All it takes is a lot of love and some attention in these few areas to make your little kindergartener a success in school.

Socially Savvy Kids

For some children, kindergarten will be their first experience spending the majority of the day with other kids. Try spending a little extra time making sure your kids know how to get along well with others.

You can schedule playdates or find a more structured activity, such as preschool, swimming lessons, gymnastics or group music, where your child can learn to make friends and interact without constant adult supervision. Parents can help their children learn even faster by modeling appropriate sharing skills and arming kids with ideas on how to handle conflict. Make sure your child knows how to face disagreements without resorting to violence. Also, reassure your child that he can talk to a teacher or teacher's aide if he feels bullied.

Aiming for academic success

Most schools spend the kindergarten year working on basics, such as phonics and writing as well as number and color recognition and simple patterns. Plan to start introducing these concepts to your child one year to six months before she starts school. Kids who feel like the cirriculum is familiar will learn new concepts faster.

Don't be worried if you don't have a background in teaching. Kids learn by having fun, so try to work mini-lessons into your everday life. Point out the letters that make up your child's name on street signs, and let him push the buttons in an elevator to work on number recognition. You can also make simple labels for familiar objects in his room, and ask him to identify the color of the clothes he is wearing. You can help your future kindergartener with fine motor development by encouraging coloring and tracing letters.
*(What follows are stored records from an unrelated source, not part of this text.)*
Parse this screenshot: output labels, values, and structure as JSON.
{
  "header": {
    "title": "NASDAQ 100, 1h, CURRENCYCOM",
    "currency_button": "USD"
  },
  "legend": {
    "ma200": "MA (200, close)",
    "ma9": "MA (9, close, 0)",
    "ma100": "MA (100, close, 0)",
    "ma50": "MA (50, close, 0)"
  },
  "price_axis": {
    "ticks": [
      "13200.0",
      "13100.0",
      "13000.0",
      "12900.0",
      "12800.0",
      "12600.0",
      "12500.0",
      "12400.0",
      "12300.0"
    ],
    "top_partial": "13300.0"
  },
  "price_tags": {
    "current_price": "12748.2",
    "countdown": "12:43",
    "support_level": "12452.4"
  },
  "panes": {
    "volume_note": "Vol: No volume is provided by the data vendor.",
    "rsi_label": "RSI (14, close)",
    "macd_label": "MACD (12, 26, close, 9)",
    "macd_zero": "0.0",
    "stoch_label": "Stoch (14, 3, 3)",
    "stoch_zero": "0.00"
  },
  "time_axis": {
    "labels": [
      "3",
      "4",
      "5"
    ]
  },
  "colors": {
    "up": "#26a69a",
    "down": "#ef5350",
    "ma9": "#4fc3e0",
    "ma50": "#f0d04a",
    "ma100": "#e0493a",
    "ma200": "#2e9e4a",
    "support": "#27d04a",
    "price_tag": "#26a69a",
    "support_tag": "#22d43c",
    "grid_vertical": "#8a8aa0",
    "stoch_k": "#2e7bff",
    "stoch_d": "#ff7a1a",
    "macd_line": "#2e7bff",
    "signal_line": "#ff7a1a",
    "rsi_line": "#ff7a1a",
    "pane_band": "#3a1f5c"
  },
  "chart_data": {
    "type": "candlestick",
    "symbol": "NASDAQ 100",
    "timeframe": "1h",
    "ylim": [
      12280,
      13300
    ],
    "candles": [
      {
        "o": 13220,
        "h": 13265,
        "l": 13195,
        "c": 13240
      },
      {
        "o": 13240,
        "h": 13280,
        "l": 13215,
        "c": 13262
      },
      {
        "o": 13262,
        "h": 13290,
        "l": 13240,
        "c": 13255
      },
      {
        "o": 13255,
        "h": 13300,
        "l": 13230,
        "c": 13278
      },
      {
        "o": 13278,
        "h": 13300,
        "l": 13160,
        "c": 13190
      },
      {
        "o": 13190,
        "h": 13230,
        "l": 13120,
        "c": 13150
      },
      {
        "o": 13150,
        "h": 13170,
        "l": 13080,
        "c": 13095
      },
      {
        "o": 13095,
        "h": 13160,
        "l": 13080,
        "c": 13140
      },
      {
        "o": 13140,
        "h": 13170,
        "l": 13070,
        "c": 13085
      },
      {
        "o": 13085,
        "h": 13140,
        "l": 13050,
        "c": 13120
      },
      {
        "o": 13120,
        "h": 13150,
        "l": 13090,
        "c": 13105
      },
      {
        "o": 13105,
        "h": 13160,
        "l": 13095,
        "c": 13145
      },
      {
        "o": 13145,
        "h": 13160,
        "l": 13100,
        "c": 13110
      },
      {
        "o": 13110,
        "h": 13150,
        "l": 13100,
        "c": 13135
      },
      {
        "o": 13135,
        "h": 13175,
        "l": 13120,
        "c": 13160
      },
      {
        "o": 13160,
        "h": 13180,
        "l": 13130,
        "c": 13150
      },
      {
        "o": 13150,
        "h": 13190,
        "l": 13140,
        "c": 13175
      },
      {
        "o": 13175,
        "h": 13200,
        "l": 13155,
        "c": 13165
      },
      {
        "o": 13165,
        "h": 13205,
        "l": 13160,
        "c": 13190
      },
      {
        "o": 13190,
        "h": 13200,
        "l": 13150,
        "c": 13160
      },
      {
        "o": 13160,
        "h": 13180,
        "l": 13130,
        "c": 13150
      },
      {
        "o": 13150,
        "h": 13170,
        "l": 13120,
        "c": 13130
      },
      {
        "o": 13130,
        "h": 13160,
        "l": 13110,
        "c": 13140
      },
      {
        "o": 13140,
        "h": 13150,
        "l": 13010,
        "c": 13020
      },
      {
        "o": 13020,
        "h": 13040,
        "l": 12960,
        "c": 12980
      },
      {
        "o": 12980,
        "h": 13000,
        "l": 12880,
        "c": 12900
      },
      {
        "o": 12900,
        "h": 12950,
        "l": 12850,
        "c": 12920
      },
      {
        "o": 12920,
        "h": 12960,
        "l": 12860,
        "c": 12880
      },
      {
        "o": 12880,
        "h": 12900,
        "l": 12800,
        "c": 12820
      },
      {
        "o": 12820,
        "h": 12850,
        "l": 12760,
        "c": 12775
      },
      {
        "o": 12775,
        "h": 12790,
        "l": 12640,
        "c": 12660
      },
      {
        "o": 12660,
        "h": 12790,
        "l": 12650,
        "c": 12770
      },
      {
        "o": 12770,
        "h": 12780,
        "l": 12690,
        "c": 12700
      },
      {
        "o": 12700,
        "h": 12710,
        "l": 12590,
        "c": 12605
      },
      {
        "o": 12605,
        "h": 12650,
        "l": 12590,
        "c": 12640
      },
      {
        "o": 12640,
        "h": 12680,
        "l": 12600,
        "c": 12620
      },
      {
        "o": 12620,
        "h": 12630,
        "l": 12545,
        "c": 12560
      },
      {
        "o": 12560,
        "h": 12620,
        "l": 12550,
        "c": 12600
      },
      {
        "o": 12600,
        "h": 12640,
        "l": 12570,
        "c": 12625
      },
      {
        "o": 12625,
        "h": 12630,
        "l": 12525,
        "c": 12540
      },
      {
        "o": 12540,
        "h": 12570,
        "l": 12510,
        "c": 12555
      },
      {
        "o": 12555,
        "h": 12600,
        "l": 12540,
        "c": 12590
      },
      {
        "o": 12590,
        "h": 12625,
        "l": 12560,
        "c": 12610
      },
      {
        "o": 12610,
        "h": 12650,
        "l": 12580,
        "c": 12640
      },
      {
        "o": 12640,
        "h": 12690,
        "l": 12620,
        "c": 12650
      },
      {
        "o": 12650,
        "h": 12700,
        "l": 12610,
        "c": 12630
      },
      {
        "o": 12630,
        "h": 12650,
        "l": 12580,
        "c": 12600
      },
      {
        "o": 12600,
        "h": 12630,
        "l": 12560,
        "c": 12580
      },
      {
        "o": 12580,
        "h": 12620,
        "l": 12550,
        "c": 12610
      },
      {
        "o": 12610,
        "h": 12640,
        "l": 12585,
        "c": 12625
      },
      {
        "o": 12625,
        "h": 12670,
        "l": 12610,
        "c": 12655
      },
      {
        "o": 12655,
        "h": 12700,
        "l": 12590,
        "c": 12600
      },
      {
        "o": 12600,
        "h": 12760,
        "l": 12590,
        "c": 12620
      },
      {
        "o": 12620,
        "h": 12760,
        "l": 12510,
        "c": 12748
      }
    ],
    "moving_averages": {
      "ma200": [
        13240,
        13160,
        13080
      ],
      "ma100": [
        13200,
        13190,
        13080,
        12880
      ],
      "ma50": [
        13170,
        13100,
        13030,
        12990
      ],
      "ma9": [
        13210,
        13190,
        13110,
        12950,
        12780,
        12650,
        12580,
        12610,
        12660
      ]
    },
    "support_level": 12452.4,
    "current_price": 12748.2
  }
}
Get bitten by the reading bug

The most effective way to get kids excited about learning is to get them excited about reading. If you aren't already reading daily with your child, make an effort now to carve out some cuddle time with a picture book each day.

If you have a reluctant little reader, find picture-only books and let her "read the pictures" to tell you the story. You can also find books that include her name, or read books that feature a favorite television or movie characters. Kids also enjoy reading more when they are able to pick their books themselves, so trek on down to your local library and let your budding reader make a few selections of her own.

Books can be helpful in easing fears about starting school. There are many great books available that address fears about starting school. Check out "Lllama, Llama Misses Momma" by Anna Dewdney, "Jake Starts School" by Michael Wright, and "Pete the Cat: Rocking in My School Shoes" by James Dean to get the conversation started.

Get familiar with the school

Right before school starts, make a point to tour the school your child will be attending. Let him see the lunchroom, gym and library, and schedule a time to meet with his new teacher, if possible. This short family field trip will work wonders when it comes time to leave mom and dad on the first day of school.

Be positive when talking about school with your child. Kids should be excited to start school. If you feel anxious or worried for your child, she will pick up on your insecurities. Even though it will be hard for mom and dad to let go, realize that this important milestone is a chance for new growth for everyone involved.